Efficient Generative Modeling with
Residual Vector Quantization-Based Tokens
Abstract. We introduce ResGen, an efficient Residual Vector Quantization (RVQ)-based generative model for high-fidelity generation with fast sampling. RVQ improves data fidelity by increasing the number of quantization steps, referred to as depth, but deeper quantization typically increases inference steps in generative models. To address this, ResGen directly predicts the vector embedding of collective tokens rather than individual ones, ensuring that inference steps remain independent of RVQ depth. Additionally, we formulate token masking and multi-token prediction within a probabilistic framework using discrete diffusion and variational inference. We validate the efficacy and generalizability of the proposed method on two challenging tasks across different modalities: conditional image generation on ImageNet 256×256 and zero-shot text-to-speech synthesis.. Experimental results demonstrate that ResGen outperforms autoregressive counterparts in both tasks, delivering superior performance without compromising sampling speed. Furthermore, as we scale the depth of RVQ, our generative models exhibit enhanced generation fidelity or faster sampling speeds compared to similarly sized baseline models.
Model Overview
An overview of the forward masking and reverse unmasking processes is shown at the top, with a detailed depiction of the reverse unmasking process below. In the top figure, forward masking proceeds from right to left, incrementally masking more tokens, while reverse unmasking progresses from left to right, iteratively revealing the masked tokens. White boxes denote masked tokens and colored boxes represent tokens that have been uncovered. The bottom figure illustrates the reverse unmasking process in detail. Starting from masked residual vector quantization (RVQ) tokens, our method first predicts cumulative RVQ embeddings. These embeddings are then quantized and partially masked again. Through a series of iterations, each round predicts the values of the masked tokens and replaces them until the entire token sequence is filled.
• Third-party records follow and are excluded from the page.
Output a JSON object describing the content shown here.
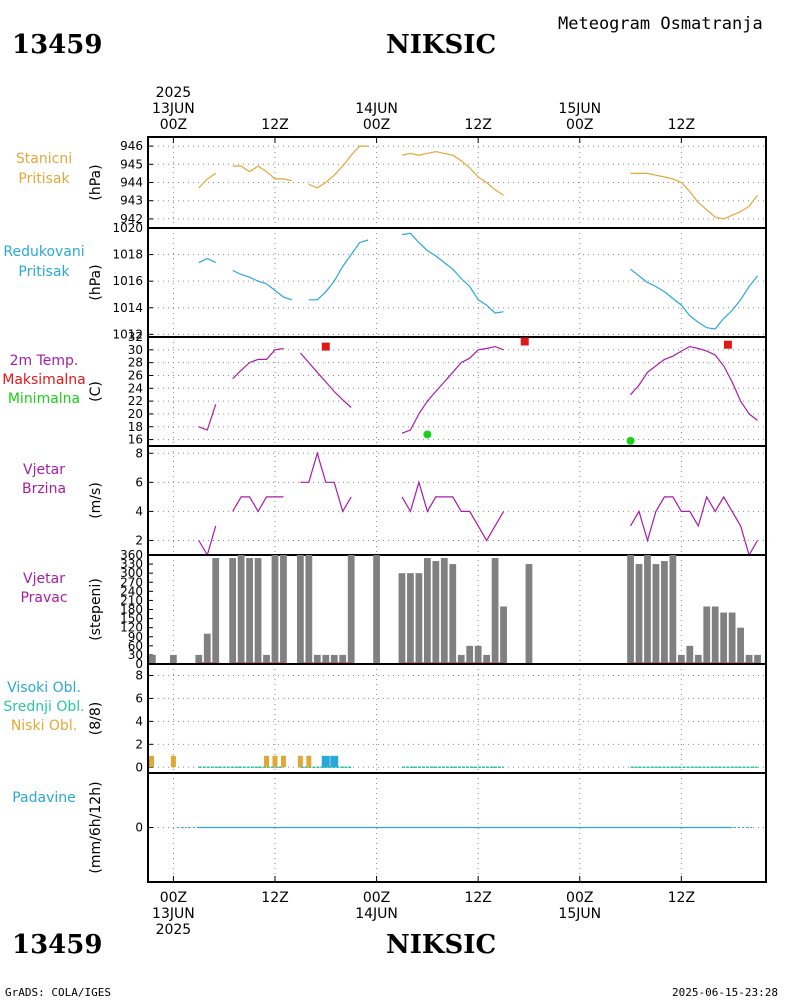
{
  "header": {
    "station_id": "13459",
    "station_name": "NIKSIC",
    "product": "Meteogram Osmatranja"
  },
  "footer": {
    "credit": "GrADS: COLA/IGES",
    "timestamp": "2025-06-15-23:28"
  },
  "time_axis": {
    "labels_top": [
      {
        "hour": 0,
        "lines": [
          "2025",
          "13JUN",
          "00Z"
        ]
      },
      {
        "hour": 12,
        "lines": [
          "12Z"
        ]
      },
      {
        "hour": 24,
        "lines": [
          "14JUN",
          "00Z"
        ]
      },
      {
        "hour": 36,
        "lines": [
          "12Z"
        ]
      },
      {
        "hour": 48,
        "lines": [
          "15JUN",
          "00Z"
        ]
      },
      {
        "hour": 60,
        "lines": [
          "12Z"
        ]
      }
    ],
    "labels_bottom": [
      {
        "hour": 0,
        "lines": [
          "00Z",
          "13JUN",
          "2025"
        ]
      },
      {
        "hour": 12,
        "lines": [
          "12Z"
        ]
      },
      {
        "hour": 24,
        "lines": [
          "00Z",
          "14JUN"
        ]
      },
      {
        "hour": 36,
        "lines": [
          "12Z"
        ]
      },
      {
        "hour": 48,
        "lines": [
          "00Z",
          "15JUN"
        ]
      },
      {
        "hour": 60,
        "lines": [
          "12Z"
        ]
      }
    ],
    "range_hours": [
      -3,
      70
    ]
  },
  "colors": {
    "station_pressure": "#e0a838",
    "reduced_pressure": "#2aa8d8",
    "temperature": "#a81ca8",
    "maximum": "#e01818",
    "minimum": "#18d018",
    "wind": "#a81ca8",
    "wind_dir": "#808080",
    "wind_dir_base": "#c85050",
    "cloud_high": "#2aa8d8",
    "cloud_mid": "#28c8a0",
    "cloud_low": "#e0a838",
    "precip": "#2aa8d8",
    "grid": "#888888"
  },
  "chart_data": [
    {
      "type": "line",
      "id": "station_pressure",
      "labels": [
        "Stanicni",
        "Pritisak"
      ],
      "unit": "(hPa)",
      "ylim": [
        941.5,
        946.5
      ],
      "yticks": [
        942,
        943,
        944,
        945,
        946
      ],
      "x": [
        3,
        4,
        5,
        null,
        7,
        8,
        9,
        10,
        11,
        12,
        13,
        14,
        15,
        16,
        17,
        18,
        19,
        20,
        21,
        22,
        23,
        24,
        25,
        null,
        27,
        28,
        29,
        30,
        31,
        32,
        33,
        34,
        35,
        36,
        37,
        38,
        39,
        null,
        54,
        55,
        56,
        57,
        58,
        59,
        60,
        61,
        62,
        63,
        64,
        65,
        66,
        67,
        68,
        69
      ],
      "values": [
        943.7,
        944.2,
        944.5,
        null,
        944.9,
        944.9,
        944.6,
        944.9,
        944.6,
        944.2,
        944.2,
        944.1,
        null,
        943.9,
        943.7,
        944.0,
        944.4,
        944.9,
        945.5,
        946.0,
        946.0,
        null,
        null,
        null,
        945.5,
        945.6,
        945.5,
        945.6,
        945.7,
        945.6,
        945.5,
        945.2,
        944.8,
        944.3,
        944.0,
        943.6,
        943.3,
        null,
        944.5,
        944.5,
        944.5,
        944.4,
        944.3,
        944.2,
        944.0,
        943.5,
        942.9,
        942.5,
        942.1,
        942.0,
        942.2,
        942.4,
        942.7,
        943.3
      ],
      "series_name": "Stanicni Pritisak"
    },
    {
      "type": "line",
      "id": "reduced_pressure",
      "labels": [
        "Redukovani",
        "Pritisak"
      ],
      "unit": "(hPa)",
      "ylim": [
        1011.8,
        1020.0
      ],
      "yticks": [
        1012,
        1014,
        1016,
        1018,
        1020
      ],
      "x": [
        3,
        4,
        5,
        null,
        7,
        8,
        9,
        10,
        11,
        12,
        13,
        14,
        15,
        16,
        17,
        18,
        19,
        20,
        21,
        22,
        23,
        24,
        null,
        27,
        28,
        29,
        30,
        31,
        32,
        33,
        34,
        35,
        36,
        37,
        38,
        39,
        null,
        54,
        55,
        56,
        57,
        58,
        59,
        60,
        61,
        62,
        63,
        64,
        65,
        66,
        67,
        68,
        69
      ],
      "values": [
        1017.4,
        1017.7,
        1017.4,
        null,
        1016.8,
        1016.5,
        1016.3,
        1016.0,
        1015.8,
        1015.3,
        1014.8,
        1014.6,
        null,
        1014.6,
        1014.6,
        1015.2,
        1016.0,
        1017.1,
        1018.0,
        1018.9,
        1019.1,
        null,
        null,
        1019.5,
        1019.6,
        1018.9,
        1018.3,
        1017.9,
        1017.4,
        1016.9,
        1016.2,
        1015.6,
        1014.6,
        1014.2,
        1013.6,
        1013.7,
        null,
        1016.9,
        1016.4,
        1015.9,
        1015.6,
        1015.2,
        1014.7,
        1014.2,
        1013.4,
        1012.9,
        1012.5,
        1012.4,
        1013.2,
        1013.8,
        1014.6,
        1015.6,
        1016.4
      ],
      "series_name": "Redukovani Pritisak"
    },
    {
      "type": "line",
      "id": "temperature",
      "labels": [
        "2m Temp.",
        "Maksimalna",
        "Minimalna"
      ],
      "unit": "(C)",
      "ylim": [
        15,
        32
      ],
      "yticks": [
        16,
        18,
        20,
        22,
        24,
        26,
        28,
        30,
        32
      ],
      "x": [
        3,
        4,
        5,
        null,
        7,
        8,
        9,
        10,
        11,
        12,
        13,
        null,
        15,
        16,
        17,
        18,
        19,
        20,
        21,
        null,
        27,
        28,
        29,
        30,
        31,
        32,
        33,
        34,
        35,
        36,
        37,
        38,
        39,
        null,
        54,
        55,
        56,
        57,
        58,
        59,
        60,
        61,
        62,
        63,
        64,
        65,
        66,
        67,
        68,
        69
      ],
      "values": [
        18.0,
        17.5,
        21.5,
        null,
        25.5,
        26.8,
        28.0,
        28.5,
        28.5,
        30.0,
        30.2,
        null,
        29.5,
        28.0,
        26.5,
        25.0,
        23.5,
        22.2,
        21.0,
        null,
        17.0,
        17.5,
        20.0,
        22.0,
        23.5,
        25.0,
        26.5,
        28.0,
        28.7,
        30.0,
        30.2,
        30.5,
        30.0,
        null,
        23.0,
        24.5,
        26.5,
        27.5,
        28.5,
        29.0,
        29.8,
        30.5,
        30.2,
        29.8,
        29.2,
        27.5,
        25.0,
        22.0,
        20.0,
        19.0
      ],
      "maximum": [
        {
          "x": 18,
          "value": 30.5
        },
        {
          "x": 41.5,
          "value": 31.3
        },
        {
          "x": 65.5,
          "value": 30.8
        }
      ],
      "minimum": [
        {
          "x": 30,
          "value": 16.8
        },
        {
          "x": 54,
          "value": 15.8
        }
      ],
      "series_name": "2m Temp."
    },
    {
      "type": "line",
      "id": "wind_speed",
      "labels": [
        "Vjetar",
        "Brzina"
      ],
      "unit": "(m/s)",
      "ylim": [
        1,
        8.5
      ],
      "yticks": [
        2,
        4,
        6,
        8
      ],
      "x": [
        3,
        4,
        5,
        null,
        7,
        8,
        9,
        10,
        11,
        12,
        13,
        null,
        15,
        16,
        17,
        18,
        19,
        20,
        21,
        null,
        27,
        28,
        29,
        30,
        31,
        32,
        33,
        34,
        35,
        36,
        37,
        38,
        39,
        null,
        54,
        55,
        56,
        57,
        58,
        59,
        60,
        61,
        62,
        63,
        64,
        65,
        66,
        67,
        68,
        69
      ],
      "values": [
        2,
        1,
        3,
        null,
        4,
        5,
        5,
        4,
        5,
        5,
        5,
        null,
        6,
        6,
        8,
        6,
        6,
        4,
        5,
        null,
        5,
        4,
        6,
        4,
        5,
        5,
        5,
        4,
        4,
        3,
        2,
        3,
        4,
        null,
        3,
        4,
        2,
        4,
        5,
        5,
        4,
        4,
        3,
        5,
        4,
        5,
        4,
        3,
        1,
        2
      ],
      "series_name": "Vjetar Brzina"
    },
    {
      "type": "bar",
      "id": "wind_direction",
      "labels": [
        "Vjetar",
        "Pravac"
      ],
      "unit": "(stepeni)",
      "ylim": [
        0,
        360
      ],
      "yticks": [
        0,
        30,
        60,
        90,
        120,
        150,
        180,
        210,
        240,
        270,
        300,
        330,
        360
      ],
      "x": [
        -3,
        0,
        3,
        4,
        5,
        7,
        8,
        9,
        10,
        11,
        12,
        13,
        15,
        16,
        17,
        18,
        19,
        20,
        21,
        24,
        27,
        28,
        29,
        30,
        31,
        32,
        33,
        34,
        35,
        36,
        37,
        38,
        39,
        42,
        54,
        55,
        56,
        57,
        58,
        59,
        60,
        61,
        62,
        63,
        64,
        65,
        66,
        67,
        68,
        69
      ],
      "values": [
        30,
        30,
        30,
        100,
        350,
        350,
        360,
        350,
        350,
        30,
        360,
        360,
        360,
        360,
        30,
        30,
        30,
        30,
        360,
        360,
        300,
        300,
        300,
        350,
        340,
        350,
        330,
        30,
        60,
        60,
        30,
        350,
        190,
        330,
        360,
        330,
        360,
        330,
        340,
        360,
        30,
        60,
        30,
        190,
        190,
        170,
        170,
        120,
        30,
        30
      ],
      "series_name": "Vjetar Pravac"
    },
    {
      "type": "bar",
      "id": "clouds",
      "labels": [
        "Visoki Obl.",
        "Srednji Obl.",
        "Niski Obl."
      ],
      "unit": "(8/8)",
      "ylim": [
        -0.5,
        9
      ],
      "yticks": [
        0,
        2,
        4,
        6,
        8
      ],
      "low_x": [
        -3,
        0,
        11,
        12,
        13,
        15,
        16
      ],
      "low_values": [
        1,
        1,
        1,
        1,
        1,
        1,
        1
      ],
      "high_x": [
        18,
        19
      ],
      "high_values": [
        1,
        1
      ],
      "series_name": "Oblacnost"
    },
    {
      "type": "line",
      "id": "precipitation",
      "labels": [
        "Padavine"
      ],
      "unit": "(mm/6h/12h)",
      "ylim": [
        -1,
        1
      ],
      "yticks": [
        0
      ],
      "x": [
        3,
        9,
        15,
        21,
        27,
        33,
        39,
        54,
        60,
        66
      ],
      "values": [
        0,
        0,
        0,
        0,
        0,
        0,
        0,
        0,
        0,
        0
      ],
      "series_name": "Padavine"
    }
  ]
}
Zero-Shot TTS (LibriSpeech)
Through in-context learning, ResGen produces speech using a reference audio and its corresponding text. We represent the prompt in blue, and the generated audio in green. When dividing prompts into 3-second segments, the audio boundaries may not always end in silence and could sometimes cut off words midway. When you click on "Show baselines", you can see the ground truth and baseline audio, etc. YourTTS, Vall-E, CLaM-TTS, and DiTTo-TTS audios are brought from YourTTS demo1, Vall-E demo2, CLaM-TTS demo3, and DiTTo-TTS demo4 respectively.
Celebrities
ResGen is capable of replicating the voices and speech styles of well-known personalities. We represent the prompt in blue, and the generated audio in green. When you click on "Show baselines", you can see the ground truth and baseline audio, etc. Texts corresponding to the generated audio, CLaM-TTS and DiTTo-TTS audios are brought from CLaM-TTS demo1 and DiTTo-TTS demo2.
Anime Characters
ResGen is capable of replicating the voices and speech styles of well-known anime characters. We represent the prompt in blue, and the generated audio in green. When you click on "Show baselines", you can see the ground truth and baseline audio, etc. Texts corresponding to the generated audio, Mega-TTS, CLaM-TTS, and DiTTo-TTS audios are brought from Mega-TTS demo1, CLaM-TTS demo2, and DiTTo-TTS demo3.